The Sheriff and his men struggle to interrogate them, and it is here that Mendez is presented in more detail. He was working in Nogales trying to avoid the drug life when he realized that his labor in a brickyard was never going to pay enough for him to care for his mother. In the winter of 2000 he meets Rodrigo Maradona, a hustler and part-time Coyote. He paints Mendez a picture of the gangster lifestyle: money, cars, women, glory, and danger.
He tells Mendez that the real money is in San Luis, and Mendez goes with him. The music that Mendez, Rodrigo, and the other impoverished kids listen to is growing increasingly anti-authoritarian and bold, taking the governments of Mexico and the United States to task. They are able to see their work as Coyotes not as mere hustling, but as revolutionary acts on par with those of Che Guevara. By sending more people across the border, they can reclaim, through infiltration, the pieces of America that used to belong to Mexico.
On the other side of the border, Chapter 5 breaks down the logistics of the militarized section of the Devil’s Highway. There are constant patrols by airmen on maneuvers, jet testing, men in Humvees lying low in order to apprehend border jumpers, and more. It is such a formidable force that it makes it seem impossible that anyone ever crosses successfully, a contrast to the porous borders that many people see as indefensible described in Chapter 1.
A brief description of Mendez’s first journey is given, and it goes off perfectly. It is easy to see why he didn’t believe that a disaster like the Wellton 26 was possible. However, as he makes more and more crossings, he begins to realize the immensity of the forces allied against the Coyotes. Sooner or later, capture feels inevitable. Chespiro decides to open a new route into new desert: the center of the Devil’s Highway. Chapter 5 ends with Mendez and Maradona beginning their first journey into uncharted territory, trusting that Chespiro’s men will be able to show them the way.
Mendez and Maradona arrive in Sonoita and begin their training for the new route. Sonoita is a busy border town catering to tourists, Coyotes, and border crossers. They practice during the day and party at night. It is during this time that Mendez meets Celia Mendez, who will become his wife. He moves out of his hotel and into a house with her.
One week before the fatal walk, they take a group across the Devil’s Highway. It is a difficult but uneventful crossing. However, when they finish, they are surprised by Border Patrol while waiting near a water tank for El Negro’s men to come and pick them up. Mendez is apprehended, but Maradona escapes.

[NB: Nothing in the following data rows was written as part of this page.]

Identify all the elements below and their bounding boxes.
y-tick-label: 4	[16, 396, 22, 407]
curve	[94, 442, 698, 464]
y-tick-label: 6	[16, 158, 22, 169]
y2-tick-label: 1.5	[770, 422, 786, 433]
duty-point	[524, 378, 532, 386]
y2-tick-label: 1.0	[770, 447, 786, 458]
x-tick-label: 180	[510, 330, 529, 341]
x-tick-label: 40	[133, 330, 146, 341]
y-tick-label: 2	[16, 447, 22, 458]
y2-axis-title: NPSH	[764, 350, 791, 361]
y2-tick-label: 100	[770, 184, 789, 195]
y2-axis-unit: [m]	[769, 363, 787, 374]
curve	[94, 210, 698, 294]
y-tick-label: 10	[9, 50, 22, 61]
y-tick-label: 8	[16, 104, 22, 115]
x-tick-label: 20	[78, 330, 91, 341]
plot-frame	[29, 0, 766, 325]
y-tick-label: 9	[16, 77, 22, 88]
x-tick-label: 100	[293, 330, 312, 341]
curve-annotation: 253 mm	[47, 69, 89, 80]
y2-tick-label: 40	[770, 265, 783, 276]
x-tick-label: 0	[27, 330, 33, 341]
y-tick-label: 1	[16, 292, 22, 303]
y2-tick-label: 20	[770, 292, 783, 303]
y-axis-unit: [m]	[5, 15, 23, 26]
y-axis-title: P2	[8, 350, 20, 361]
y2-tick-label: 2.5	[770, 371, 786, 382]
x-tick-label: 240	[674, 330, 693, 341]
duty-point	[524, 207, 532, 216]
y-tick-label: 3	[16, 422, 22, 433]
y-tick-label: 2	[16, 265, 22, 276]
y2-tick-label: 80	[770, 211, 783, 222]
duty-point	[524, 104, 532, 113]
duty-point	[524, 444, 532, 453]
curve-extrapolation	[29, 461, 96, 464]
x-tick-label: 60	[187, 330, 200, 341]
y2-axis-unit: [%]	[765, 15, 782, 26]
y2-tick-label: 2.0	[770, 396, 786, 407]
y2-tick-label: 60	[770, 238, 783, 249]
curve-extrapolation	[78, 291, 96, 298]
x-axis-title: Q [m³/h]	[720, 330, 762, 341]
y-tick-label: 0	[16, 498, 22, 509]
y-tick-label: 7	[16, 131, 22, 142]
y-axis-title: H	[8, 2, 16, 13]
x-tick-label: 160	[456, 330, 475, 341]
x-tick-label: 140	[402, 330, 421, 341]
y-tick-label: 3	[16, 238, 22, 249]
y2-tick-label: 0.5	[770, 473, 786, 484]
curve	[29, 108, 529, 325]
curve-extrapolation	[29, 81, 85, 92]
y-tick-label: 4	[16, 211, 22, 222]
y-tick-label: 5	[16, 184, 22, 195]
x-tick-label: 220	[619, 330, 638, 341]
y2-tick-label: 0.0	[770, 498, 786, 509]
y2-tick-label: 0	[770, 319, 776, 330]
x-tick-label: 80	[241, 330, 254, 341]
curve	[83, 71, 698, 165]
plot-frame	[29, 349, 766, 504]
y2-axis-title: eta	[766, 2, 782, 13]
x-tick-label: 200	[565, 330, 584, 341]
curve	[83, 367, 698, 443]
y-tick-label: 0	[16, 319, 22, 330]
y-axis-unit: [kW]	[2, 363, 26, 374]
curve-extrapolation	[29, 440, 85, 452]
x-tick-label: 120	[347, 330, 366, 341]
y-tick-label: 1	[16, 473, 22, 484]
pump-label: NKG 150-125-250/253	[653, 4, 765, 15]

The remainder of Chapter 6 describes the journey of the walkers, and Don Moi’s Coyotes, to the staging ground. Even getting to the point where their journey will begin is a big undertaking. The walkers head north on a chartered bus that makes them feel as if they are royalty. Their eagerness is poignant, especially since the reader knows that they will soon be lost in suffering. They pass through lands and cities that they have never seen or even heard of. They are desperate to leave a country that they do not really know.
It is reasonable to assume that a guide would have the requisite skill for guiding someone. There is an implication of training and expertise. However, through his description of Mendez’s training, Urrea shows how limited this expertise really is. Most of the Coyotes are presented as kids who party all night and then wake up hungover to undertake a dangerous job.
The history of Sonoita, and the eclectic mix of eccentrics comprising much of the town’s population, does little to inspire confidence. Can this really be a safe preparation point for a venture that has such potential for peril? The whole operation is ragtag and haphazard, but none of the walkers know this.
The purpose of Chapters 4-6 is to show that everyone—including the Coyotes—is over-confident. Mendez performs a practice walk one week before the catastrophe, and it goes off without a hitch. Without proper respect for the desert, he has no reason to think that his next crossing will be equally smooth. And yet, at the beginning of Chapter 5, Urrea reminds the reader that the walkers went through hell, adding new details to his description of their torment. The story begins without hope: now the reader will see exactly how it happened.
The realization that the walkers know so little about their own country—as seen during the bus ride—raises a wrenching question: are there more opportunities than they were aware of in Mexico? Could they have made better lives for themselves in other Mexican cities? At this point it is too late.